Abdul-Aziz studied chemical dependency at Seattle University and earned a state licence. He worked as a drug and alcohol counselor in Seattle after his playing career.

==NBA career statistics==

=== Regular season ===

| Year | Team | GP | GS | MPG | FG% | 3P% | FT% | RPG | APG | SPG | BPG | PPG |
|---|---|---|---|---|---|---|---|---|---|---|---|---|
| 1968–69 | Cincinnati | 20 | – | 5.4 | .419 | – | .286 | 1.6 | .2 | – | – | 1.9 |
| 1968–69 | Milwaukee | 29 | – | 28.9 | .363 | – | .642 | 13.0 | 1.1 | – | – | 11.0 |
| 1969–70 | Milwaukee | 80 | – | 20.5 | .434 | – | .643 | 7.5 | .8 | – | – | 7.4 |
| 1970–71 | Seattle | 61 | – | 20.9 | .441 | – | .739 | 7.7 | .7 | – | – | 10.9 |
| 1971–72 | Seattle | 58 | – | 30.7 | .429 | – | .720 | 11.3 | 2.1 | – | – | 13.8 |
| 1972–73 | Houston | 48 | – | 18.8 | .397 | – | .735 | 6.3 | 1.1 | – | – | 8.7 |
| 1973–74 | Houston | 79 | – | 31.1 | .459 | – | .804 | 11.7 | 2.1 | 1.0 | 1.3 | 10.9 |
| 1974–75 | Houston | 65 | – | 22.3 | .437 | – | .783 | 7.5 | 1.3 | .6 | 1.1 | 9.7 |
| 1975–76 | Seattle | 27 | – | 8.3 | .467 | – | .552 | 2.8 | .6 | .3 | .6 | 3.2 |
| 1976–77 | Buffalo | 22 | – | 8.9 | .338 | – | .767 | 4.1 | .3 | .1 | .4 | 3.8 |
| 1977–78 | Boston | 2 | – | 12.0 | .231 | – | .667 | 7.5 | 1.5 | .5 | .5 | 4.0 |
| 1977–78 | Houston | 14 | – | 9.6 | 426 | – | .750 | 2.5 | .5 | .1 | .1 | 3.9 |
| Career |  | 505 | – | 21.8 | .428 | – | .728 | 8.0 | 1.2 | .6 | 1.0 | 9.0 |

=== Playoffs ===

| Year | Team | GP | GS | MPG | FG% | 3P% | FT% | RPG | APG | SPG | BPG | PPG |
|---|---|---|---|---|---|---|---|---|---|---|---|---|
| 1970 | Milwaukee | 7 | – | 11.7 | .579 | – | .800 | 3.7 | 0.6 | – | – | 4.3 |
| 1975 | Houston | 6 | – | 11.3 | .387 | – | .400 | 2.8 | 0.5 | – | – | 4.3 |
| 1976 | Seattle | 5 | – | 12.0 | .700 | – | .727 | 4.2 | 0.4 | – | – | 7.2 |
| Career |  | 18 | – | 11.7 | .529 | – | .500 | 3.6 | 0.5 | – | – | 5.1 |

==Personal life==
As of 2011, Abdul-Aziz lived in the Northgate neighborhood of Seattle with his Moroccan-born wife. He has five children from two marriages. Abdul-Aziz's son, Yusef Smith, played college basketball for the Seattle Pacific Falcons and professionally in Brazil.
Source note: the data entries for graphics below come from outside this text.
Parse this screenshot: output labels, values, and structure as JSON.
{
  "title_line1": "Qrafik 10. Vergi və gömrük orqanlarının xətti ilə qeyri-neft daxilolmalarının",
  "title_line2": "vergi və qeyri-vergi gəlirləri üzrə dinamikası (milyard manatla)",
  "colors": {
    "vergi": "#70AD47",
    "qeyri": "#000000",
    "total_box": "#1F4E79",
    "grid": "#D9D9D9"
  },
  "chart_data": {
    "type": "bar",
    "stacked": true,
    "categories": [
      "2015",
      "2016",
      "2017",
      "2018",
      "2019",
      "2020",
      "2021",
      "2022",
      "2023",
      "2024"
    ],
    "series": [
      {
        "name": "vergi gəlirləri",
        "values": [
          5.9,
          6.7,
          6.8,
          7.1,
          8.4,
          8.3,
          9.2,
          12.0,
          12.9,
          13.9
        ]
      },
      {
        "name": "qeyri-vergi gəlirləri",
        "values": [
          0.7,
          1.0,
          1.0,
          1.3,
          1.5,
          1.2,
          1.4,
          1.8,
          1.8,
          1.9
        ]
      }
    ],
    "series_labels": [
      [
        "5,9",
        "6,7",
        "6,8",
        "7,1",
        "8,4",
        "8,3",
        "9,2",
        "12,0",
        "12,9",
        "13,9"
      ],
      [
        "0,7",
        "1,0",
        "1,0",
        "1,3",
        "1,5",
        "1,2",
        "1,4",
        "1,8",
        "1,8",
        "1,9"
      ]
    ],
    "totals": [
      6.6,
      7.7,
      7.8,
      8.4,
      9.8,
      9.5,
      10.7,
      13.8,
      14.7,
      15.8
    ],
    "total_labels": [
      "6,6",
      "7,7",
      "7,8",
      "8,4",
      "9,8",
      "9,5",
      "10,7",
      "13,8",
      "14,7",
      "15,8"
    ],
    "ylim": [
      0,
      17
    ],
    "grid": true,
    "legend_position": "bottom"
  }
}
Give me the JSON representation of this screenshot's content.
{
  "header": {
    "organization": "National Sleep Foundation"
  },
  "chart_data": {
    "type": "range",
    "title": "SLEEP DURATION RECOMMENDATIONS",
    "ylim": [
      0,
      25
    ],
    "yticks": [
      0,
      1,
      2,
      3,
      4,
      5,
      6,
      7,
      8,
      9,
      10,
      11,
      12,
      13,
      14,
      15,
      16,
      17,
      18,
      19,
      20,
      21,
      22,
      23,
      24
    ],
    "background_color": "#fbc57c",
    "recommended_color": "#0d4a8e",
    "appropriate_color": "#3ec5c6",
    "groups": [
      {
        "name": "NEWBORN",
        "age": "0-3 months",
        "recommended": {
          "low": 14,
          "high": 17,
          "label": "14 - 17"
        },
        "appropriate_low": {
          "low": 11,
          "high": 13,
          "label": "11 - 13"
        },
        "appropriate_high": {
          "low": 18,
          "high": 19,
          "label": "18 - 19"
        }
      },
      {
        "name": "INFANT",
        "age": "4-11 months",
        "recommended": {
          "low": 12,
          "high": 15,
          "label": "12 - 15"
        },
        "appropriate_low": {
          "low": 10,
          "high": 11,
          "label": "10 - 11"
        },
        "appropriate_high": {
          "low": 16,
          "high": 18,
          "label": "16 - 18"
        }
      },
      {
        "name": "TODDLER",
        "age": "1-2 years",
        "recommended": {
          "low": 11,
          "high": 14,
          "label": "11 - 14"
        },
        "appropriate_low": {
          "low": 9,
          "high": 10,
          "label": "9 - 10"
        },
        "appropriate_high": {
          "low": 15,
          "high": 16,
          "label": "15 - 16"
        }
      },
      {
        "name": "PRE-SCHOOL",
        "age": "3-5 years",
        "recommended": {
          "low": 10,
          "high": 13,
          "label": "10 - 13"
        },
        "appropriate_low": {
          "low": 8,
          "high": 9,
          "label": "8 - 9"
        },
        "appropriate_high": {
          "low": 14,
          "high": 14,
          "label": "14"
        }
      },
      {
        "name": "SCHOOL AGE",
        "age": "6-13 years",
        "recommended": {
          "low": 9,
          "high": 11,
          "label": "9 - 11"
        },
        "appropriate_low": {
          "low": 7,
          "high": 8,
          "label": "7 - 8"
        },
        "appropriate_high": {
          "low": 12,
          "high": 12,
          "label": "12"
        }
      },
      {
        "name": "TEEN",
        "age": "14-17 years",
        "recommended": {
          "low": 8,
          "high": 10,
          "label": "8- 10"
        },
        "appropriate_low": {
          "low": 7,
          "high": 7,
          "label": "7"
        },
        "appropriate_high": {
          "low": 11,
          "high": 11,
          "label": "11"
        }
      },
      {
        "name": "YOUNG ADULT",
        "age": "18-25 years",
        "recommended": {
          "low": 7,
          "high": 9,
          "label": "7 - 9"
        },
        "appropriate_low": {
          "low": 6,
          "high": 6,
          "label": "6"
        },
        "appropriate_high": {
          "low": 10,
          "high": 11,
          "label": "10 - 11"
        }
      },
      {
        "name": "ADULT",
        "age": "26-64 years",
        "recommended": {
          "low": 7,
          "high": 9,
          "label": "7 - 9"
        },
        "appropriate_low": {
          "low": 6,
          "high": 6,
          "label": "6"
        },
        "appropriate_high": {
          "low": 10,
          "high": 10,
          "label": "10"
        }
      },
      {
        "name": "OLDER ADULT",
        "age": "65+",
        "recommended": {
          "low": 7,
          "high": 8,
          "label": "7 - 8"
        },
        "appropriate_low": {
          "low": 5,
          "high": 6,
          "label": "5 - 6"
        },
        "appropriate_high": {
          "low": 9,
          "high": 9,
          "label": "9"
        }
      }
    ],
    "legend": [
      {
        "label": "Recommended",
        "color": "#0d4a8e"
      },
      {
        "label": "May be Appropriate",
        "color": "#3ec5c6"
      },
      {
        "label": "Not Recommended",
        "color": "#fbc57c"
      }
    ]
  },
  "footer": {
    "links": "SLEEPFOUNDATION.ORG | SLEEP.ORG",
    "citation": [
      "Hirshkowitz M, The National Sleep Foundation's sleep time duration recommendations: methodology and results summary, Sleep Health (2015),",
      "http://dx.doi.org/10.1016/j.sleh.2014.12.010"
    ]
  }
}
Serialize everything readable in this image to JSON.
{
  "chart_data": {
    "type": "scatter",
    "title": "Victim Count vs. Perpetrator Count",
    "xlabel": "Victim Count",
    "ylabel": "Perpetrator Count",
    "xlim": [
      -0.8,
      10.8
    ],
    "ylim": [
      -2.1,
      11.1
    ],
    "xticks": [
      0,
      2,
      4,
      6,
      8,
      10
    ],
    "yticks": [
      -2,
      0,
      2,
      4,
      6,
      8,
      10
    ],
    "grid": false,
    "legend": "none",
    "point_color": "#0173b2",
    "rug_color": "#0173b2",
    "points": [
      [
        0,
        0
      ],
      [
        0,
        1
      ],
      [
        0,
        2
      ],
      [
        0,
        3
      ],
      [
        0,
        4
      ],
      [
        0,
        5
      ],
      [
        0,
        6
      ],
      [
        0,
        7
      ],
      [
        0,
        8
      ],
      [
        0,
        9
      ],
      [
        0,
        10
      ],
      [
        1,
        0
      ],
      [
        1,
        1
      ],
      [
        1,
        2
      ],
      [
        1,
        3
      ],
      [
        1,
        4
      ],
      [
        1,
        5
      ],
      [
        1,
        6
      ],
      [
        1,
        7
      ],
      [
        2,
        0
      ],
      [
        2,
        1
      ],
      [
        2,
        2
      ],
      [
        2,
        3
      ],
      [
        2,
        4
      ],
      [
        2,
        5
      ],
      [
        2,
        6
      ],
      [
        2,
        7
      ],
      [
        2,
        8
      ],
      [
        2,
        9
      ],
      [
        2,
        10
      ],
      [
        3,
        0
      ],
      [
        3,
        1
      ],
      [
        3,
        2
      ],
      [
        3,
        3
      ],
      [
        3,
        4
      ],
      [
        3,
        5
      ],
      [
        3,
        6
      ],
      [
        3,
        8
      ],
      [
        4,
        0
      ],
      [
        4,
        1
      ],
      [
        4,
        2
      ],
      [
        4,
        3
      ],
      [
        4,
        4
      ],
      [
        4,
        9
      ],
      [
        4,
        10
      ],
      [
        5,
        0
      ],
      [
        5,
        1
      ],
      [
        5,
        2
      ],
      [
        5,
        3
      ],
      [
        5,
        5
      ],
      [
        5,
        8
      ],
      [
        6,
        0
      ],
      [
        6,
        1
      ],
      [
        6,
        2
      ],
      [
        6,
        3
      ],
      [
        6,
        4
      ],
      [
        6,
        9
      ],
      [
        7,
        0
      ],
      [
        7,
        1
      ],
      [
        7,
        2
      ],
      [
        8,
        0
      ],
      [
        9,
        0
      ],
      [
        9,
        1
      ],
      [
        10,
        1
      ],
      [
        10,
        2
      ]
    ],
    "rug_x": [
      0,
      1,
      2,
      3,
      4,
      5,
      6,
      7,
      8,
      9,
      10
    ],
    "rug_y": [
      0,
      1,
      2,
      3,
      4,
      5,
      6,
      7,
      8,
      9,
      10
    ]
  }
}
Abdul-Aziz was raised Catholic. He credits his religious awakening to a Milwaukee Bucks practice session where he was approached by teammate Kareem Abdul-Jabbar and failed to explain a gold cross that he was wearing around his neck when questioned. Abdul-Aziz went to a Milwaukee library to learn about religions and borrowed a copy of the Bhagavad Gita, Bible, Quran and Torah. Abdul-Aziz stated: "Everything pointed me to Islam. So the next year I became a Muslim."

In 2006, Abdul-Aziz published a memoir, Darkness to Sunlight, which tells the stories of his basketball career, personal challenges, and spiritual journey.